On the opposite end of the spectrum, we’ve gotten very engaged with the whole community of start-ups over the last year, and there are now hundreds of start-ups that we are working with that are understanding the power of maps and geography.

NGO Relationships

We support about 5,000 non-governmental organizations (NGOs) with software, training, and technical support. We provide our software at virtually no cost to them, and they’re lighting up the world with what they do. They’re not only making a difference with the tools, but they’re also enriching our entire community in areas such as conservation, education, humanitarian efforts, and much more.


Education

We now have thousands of schools around the world who are bringing GIS into their core curriculum getting kids at an early age. These young kids get the idea of geoenlightenment right away.

Applying Geography Everywhere

So why are we doing all of this?
Where is this going to lead?
What is the outcome of all of our collective work?
When you think about it, it’s only been about 50 years since people started putting maps into computers. And look at the amazing things we’ve been able to accomplish in that relatively short time.
As we continue advancing and leveraging GIS and as we keep bringing in new generations of technology as well as new generations of people, my sense is we’re going to achieve extraordinary things.

Ultimately, I think that GIS will create a nervous system for our planet as we leverage all of our sensors and measurements. And it’s going to be a system that has the potential to alter the evolution of our planet.
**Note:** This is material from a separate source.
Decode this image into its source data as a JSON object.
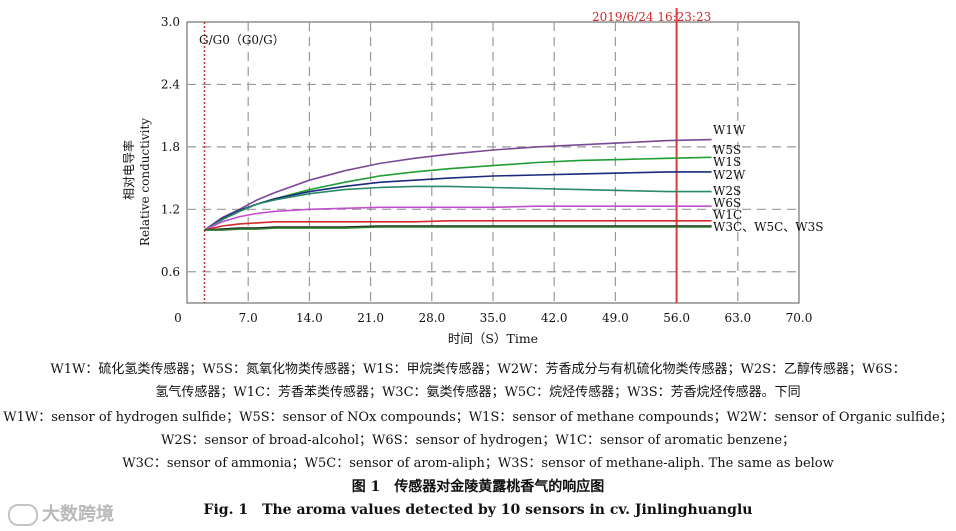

It will be a system of understanding, a platform for better decision making, and it will help us all to create a more sustainable future.
Is such a future possible? That’s a fundamental question. It haunts me from time to time, particularly when I read the news about what’s going on in the world. But ultimately, I believe that it is possible.
Based on my life experience, and watching your work, and seeing the advances that are happening in technology, my sense is this is not only going to be possible, it’s actually going to be inevitable.
I want to express how deeply I feel about supporting you and I want to thank you for that. My colleagues and I appreciate the opportunity to serve you. And in the next months and years, I expect to see even more progress in our field.